Liputan6.com, Jakarta - Presiden Joko Widodo ( Jokowi) bertemu petani tebu di Istana Negara, Jakarta.
Dalam pertemuan tersebut, para petani menyampaikan sejumlah keluhan mulai dari rendahnya harga hingga penutupan pabrik gula.
"Petani tebu hari-hari ini alami agak sulit menjual gula kami di pasar. Alhamdulillah dalam kondisi begitu, bapak perintahkan Bulog untuk membeli gula petani Rp 9.700 tapi ini masih di bawah BPP (biaya pokok produksi) kami," kata salah satu petani tebu, Sumitro Samadikun di Istana Negara, Jakarta, Rabu (6/2/2019).
Sumitro menuturkan, idealnya Bulog membeli gula petani dengan harga Rp 10.500 per kg sesuai biaya pokok produksi.
Baca Juga
Advertisement
Selain itu, petani juga mengeluhkan sikap Bulog yang hanya membeli gula petani yang berafiliasi dengan BUMN dengan harga Rp 9.700 per kg. Sementara gula yang diproduksi petani biasa hanya dihargai Rp 9.000 per kg.
"Apa yang dilakukan Bulog belum menyentuh seluruh petani," ujar dia.
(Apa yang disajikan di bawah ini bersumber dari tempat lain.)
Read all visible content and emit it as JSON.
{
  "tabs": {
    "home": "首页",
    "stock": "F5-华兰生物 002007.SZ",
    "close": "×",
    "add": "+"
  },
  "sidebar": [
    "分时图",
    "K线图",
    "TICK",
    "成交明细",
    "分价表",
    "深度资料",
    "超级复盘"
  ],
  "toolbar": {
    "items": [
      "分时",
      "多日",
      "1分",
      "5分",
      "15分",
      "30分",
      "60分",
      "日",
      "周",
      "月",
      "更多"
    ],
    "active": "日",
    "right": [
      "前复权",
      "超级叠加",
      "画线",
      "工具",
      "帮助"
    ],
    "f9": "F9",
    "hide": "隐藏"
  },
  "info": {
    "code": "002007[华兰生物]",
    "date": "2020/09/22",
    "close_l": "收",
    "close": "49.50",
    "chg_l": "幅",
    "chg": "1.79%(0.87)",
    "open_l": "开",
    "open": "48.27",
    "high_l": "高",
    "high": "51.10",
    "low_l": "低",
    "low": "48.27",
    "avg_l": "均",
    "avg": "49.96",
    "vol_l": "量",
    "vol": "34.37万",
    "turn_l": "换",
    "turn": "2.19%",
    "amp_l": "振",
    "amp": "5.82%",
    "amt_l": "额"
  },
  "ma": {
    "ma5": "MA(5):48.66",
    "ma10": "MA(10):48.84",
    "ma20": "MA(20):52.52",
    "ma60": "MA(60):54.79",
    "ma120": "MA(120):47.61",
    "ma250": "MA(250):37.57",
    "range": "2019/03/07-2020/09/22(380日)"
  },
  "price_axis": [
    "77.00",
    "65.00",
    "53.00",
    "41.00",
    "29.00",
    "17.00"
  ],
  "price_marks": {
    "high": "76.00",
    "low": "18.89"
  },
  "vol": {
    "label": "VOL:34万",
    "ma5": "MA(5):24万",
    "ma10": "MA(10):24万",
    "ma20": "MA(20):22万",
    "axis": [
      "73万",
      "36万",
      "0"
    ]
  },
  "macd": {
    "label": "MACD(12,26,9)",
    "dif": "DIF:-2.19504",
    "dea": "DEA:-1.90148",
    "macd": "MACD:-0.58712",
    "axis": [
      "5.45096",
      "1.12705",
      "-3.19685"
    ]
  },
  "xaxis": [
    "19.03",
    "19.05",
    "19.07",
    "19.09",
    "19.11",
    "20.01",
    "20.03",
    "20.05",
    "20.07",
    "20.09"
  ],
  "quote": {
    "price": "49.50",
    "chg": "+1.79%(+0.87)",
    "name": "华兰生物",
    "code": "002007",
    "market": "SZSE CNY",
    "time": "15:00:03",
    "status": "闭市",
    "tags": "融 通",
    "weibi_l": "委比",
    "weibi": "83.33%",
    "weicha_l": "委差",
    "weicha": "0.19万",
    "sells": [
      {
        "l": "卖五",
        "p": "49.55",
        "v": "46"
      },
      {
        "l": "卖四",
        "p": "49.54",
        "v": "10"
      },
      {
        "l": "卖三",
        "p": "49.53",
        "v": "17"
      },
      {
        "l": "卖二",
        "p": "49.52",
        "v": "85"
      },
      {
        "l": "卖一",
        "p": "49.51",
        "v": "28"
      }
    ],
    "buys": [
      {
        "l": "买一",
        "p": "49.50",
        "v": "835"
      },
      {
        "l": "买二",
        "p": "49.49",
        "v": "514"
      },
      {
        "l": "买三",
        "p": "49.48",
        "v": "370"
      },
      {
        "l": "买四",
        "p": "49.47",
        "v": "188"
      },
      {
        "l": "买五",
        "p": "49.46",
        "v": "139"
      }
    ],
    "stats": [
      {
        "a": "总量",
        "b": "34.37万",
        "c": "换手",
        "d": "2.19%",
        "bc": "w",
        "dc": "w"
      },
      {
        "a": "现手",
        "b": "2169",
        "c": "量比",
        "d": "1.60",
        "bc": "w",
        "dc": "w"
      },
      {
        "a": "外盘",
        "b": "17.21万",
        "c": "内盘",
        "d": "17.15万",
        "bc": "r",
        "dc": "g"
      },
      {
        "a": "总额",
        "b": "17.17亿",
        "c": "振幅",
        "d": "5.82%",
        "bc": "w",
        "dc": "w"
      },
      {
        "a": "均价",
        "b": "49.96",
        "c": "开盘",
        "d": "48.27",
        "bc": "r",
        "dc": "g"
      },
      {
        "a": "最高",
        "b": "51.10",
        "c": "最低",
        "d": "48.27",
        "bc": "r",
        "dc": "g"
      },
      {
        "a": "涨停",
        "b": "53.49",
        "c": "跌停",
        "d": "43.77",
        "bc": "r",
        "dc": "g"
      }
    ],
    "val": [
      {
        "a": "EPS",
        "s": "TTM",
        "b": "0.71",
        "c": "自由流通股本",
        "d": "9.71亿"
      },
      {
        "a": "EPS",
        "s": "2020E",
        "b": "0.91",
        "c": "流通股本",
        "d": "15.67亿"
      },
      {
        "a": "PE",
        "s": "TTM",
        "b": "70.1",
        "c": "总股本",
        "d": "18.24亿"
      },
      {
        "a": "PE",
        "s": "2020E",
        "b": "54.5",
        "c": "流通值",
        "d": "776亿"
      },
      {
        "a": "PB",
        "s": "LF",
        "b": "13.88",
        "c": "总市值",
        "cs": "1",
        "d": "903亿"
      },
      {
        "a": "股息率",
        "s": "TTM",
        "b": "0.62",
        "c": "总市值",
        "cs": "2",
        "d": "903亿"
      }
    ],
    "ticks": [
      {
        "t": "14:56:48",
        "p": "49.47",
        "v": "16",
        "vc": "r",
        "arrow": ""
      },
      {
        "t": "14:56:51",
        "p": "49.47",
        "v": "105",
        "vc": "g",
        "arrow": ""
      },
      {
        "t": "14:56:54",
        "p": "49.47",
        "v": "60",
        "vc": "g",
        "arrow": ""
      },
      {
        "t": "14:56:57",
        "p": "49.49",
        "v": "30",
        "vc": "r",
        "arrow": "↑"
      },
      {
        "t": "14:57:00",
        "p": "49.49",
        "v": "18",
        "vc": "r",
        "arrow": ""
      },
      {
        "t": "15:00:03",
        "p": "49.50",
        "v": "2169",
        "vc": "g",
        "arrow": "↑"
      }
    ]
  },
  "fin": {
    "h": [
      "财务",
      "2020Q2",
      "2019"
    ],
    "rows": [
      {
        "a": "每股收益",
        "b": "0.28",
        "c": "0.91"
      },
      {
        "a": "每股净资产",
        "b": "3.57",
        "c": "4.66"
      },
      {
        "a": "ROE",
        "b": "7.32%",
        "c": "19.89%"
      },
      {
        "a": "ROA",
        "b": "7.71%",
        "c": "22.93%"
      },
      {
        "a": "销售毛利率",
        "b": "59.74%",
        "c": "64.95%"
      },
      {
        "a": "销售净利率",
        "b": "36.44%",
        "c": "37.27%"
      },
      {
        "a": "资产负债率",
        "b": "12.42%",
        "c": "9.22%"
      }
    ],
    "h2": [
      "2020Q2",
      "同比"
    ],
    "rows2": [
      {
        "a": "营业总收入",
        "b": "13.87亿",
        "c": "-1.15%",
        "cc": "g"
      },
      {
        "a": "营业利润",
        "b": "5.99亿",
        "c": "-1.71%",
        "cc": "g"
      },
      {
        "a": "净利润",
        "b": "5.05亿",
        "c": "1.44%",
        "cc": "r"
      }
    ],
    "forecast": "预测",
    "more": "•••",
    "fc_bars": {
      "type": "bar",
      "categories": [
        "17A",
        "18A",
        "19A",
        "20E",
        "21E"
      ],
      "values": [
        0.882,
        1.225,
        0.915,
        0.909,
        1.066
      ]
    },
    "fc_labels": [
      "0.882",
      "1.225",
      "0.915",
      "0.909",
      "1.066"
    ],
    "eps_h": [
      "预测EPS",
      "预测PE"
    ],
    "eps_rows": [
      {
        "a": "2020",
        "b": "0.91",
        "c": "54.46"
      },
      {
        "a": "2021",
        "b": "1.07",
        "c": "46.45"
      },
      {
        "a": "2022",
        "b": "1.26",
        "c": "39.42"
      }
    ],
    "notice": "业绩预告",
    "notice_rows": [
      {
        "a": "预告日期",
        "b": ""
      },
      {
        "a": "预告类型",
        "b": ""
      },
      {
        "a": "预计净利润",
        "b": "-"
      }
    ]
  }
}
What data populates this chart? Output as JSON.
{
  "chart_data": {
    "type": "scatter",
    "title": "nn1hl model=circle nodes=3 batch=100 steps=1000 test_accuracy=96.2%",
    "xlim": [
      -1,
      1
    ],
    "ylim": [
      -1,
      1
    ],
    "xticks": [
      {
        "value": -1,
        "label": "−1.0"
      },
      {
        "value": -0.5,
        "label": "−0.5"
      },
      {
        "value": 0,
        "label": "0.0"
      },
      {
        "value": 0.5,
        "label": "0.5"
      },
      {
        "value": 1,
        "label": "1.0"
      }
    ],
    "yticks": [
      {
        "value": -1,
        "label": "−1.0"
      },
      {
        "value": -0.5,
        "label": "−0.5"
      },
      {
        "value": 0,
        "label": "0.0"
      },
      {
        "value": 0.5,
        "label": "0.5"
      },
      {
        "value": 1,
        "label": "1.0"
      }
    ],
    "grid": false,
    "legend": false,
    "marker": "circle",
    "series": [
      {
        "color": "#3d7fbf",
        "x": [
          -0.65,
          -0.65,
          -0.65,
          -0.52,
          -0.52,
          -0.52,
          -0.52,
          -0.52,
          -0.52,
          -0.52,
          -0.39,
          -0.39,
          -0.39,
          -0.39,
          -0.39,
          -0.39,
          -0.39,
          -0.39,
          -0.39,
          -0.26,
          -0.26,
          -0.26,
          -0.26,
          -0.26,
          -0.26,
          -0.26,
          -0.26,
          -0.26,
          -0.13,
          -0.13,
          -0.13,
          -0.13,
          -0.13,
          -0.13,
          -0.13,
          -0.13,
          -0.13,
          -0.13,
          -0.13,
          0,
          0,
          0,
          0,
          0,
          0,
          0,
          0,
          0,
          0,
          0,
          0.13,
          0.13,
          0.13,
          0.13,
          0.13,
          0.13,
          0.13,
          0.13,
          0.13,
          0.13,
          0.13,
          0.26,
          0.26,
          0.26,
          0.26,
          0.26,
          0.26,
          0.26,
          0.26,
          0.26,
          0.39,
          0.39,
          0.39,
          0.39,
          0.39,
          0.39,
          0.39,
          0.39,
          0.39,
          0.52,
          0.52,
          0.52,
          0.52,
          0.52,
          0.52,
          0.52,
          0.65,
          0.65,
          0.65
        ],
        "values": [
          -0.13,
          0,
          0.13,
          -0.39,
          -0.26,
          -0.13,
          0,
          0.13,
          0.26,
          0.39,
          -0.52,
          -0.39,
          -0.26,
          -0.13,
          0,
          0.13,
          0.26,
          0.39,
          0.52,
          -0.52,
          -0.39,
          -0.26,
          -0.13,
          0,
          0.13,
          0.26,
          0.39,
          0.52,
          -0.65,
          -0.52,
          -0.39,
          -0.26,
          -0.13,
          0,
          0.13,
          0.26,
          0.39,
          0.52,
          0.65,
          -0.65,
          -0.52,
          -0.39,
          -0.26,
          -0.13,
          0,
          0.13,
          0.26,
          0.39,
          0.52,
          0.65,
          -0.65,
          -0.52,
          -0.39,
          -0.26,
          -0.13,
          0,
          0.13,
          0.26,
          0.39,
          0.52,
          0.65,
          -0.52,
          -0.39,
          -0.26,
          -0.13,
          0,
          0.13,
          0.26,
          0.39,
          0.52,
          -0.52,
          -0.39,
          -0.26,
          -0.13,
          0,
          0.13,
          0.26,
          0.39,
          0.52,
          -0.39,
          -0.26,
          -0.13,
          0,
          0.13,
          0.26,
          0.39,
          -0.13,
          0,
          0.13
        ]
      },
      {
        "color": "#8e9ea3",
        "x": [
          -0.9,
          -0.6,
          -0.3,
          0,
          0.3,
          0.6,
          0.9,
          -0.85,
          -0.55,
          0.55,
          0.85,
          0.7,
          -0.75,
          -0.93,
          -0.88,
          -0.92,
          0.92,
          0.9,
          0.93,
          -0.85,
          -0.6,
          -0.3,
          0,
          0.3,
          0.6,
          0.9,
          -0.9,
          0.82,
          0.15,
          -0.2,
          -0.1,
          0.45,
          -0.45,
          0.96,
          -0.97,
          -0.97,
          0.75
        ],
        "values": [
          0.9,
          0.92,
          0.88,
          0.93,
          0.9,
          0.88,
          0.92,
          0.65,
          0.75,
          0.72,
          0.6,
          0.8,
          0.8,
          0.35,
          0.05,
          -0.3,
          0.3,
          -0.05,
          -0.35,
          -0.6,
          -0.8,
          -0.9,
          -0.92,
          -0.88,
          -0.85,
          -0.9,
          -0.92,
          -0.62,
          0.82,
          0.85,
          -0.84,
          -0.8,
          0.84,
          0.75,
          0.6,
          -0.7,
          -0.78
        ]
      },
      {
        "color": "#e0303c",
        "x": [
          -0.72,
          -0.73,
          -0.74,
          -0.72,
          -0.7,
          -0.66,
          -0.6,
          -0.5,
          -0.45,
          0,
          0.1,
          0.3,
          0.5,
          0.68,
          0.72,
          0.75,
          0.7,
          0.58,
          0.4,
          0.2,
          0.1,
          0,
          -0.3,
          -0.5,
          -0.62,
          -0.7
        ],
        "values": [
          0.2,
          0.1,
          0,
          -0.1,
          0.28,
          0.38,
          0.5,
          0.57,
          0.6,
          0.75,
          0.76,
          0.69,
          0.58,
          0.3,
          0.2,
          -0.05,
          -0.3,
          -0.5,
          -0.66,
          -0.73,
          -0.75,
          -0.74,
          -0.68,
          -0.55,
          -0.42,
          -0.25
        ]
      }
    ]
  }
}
Sumitro juga menyinggung kebijakan pemerintah yang mengimpor gula. Menurut dia, kebijakan tersebut menjadi salah satu pemicu jatuhnya harga gula dalam negeri.
"Impor masih diperlukan. Namun, saat stok gula masih ada, sementara tidak impor sampai produk kami 2019 bisa masuk pasar," ucapnya.
Reporter:Titin Supriatin
Sumber: Merdeka.com
Berharap Bangun Pabrik Gula Modern
Selain itu, beberapa pabrik gula mulai ditutup dengan harapan petani tebu beralih ke pabrik gula modern.
Sumitro berharap, pemerintah meninjau kembali kebijakan tersebut. Pemerintah juga diminta terlebih dahulu membangun pabrik gula modern sebagai percontohan sebelum menutup pabrik lama.
"Kami mohon sebelum ditutup, diberikan contoh dibangunnya pabrik gula yang baru dan modern. Sehingga keuntungan bisa kembali ke petani. Baru pas pabrik berdiri, pabrik yang lama bisa ditutup," kata dia.
Berbeda dengan Sumitro, Harmanois yang merupakan petani tebu Lampung mengaku kecewa tidak meratanya bantuan sosial dari pemerintah. Sumitro terakhir kali mendapat bantuan berupa pupuk dan alat pertanian tebu pada 2014 lalu.
"Ini saja karena 3 tahun enggak nyampe (bantuan sosial) karena ada kebijakan harus ada sertifikasi bibit sedangkan perusahaan di Lampung tidak pernah keluarkan sertifikat itu," ujar dia.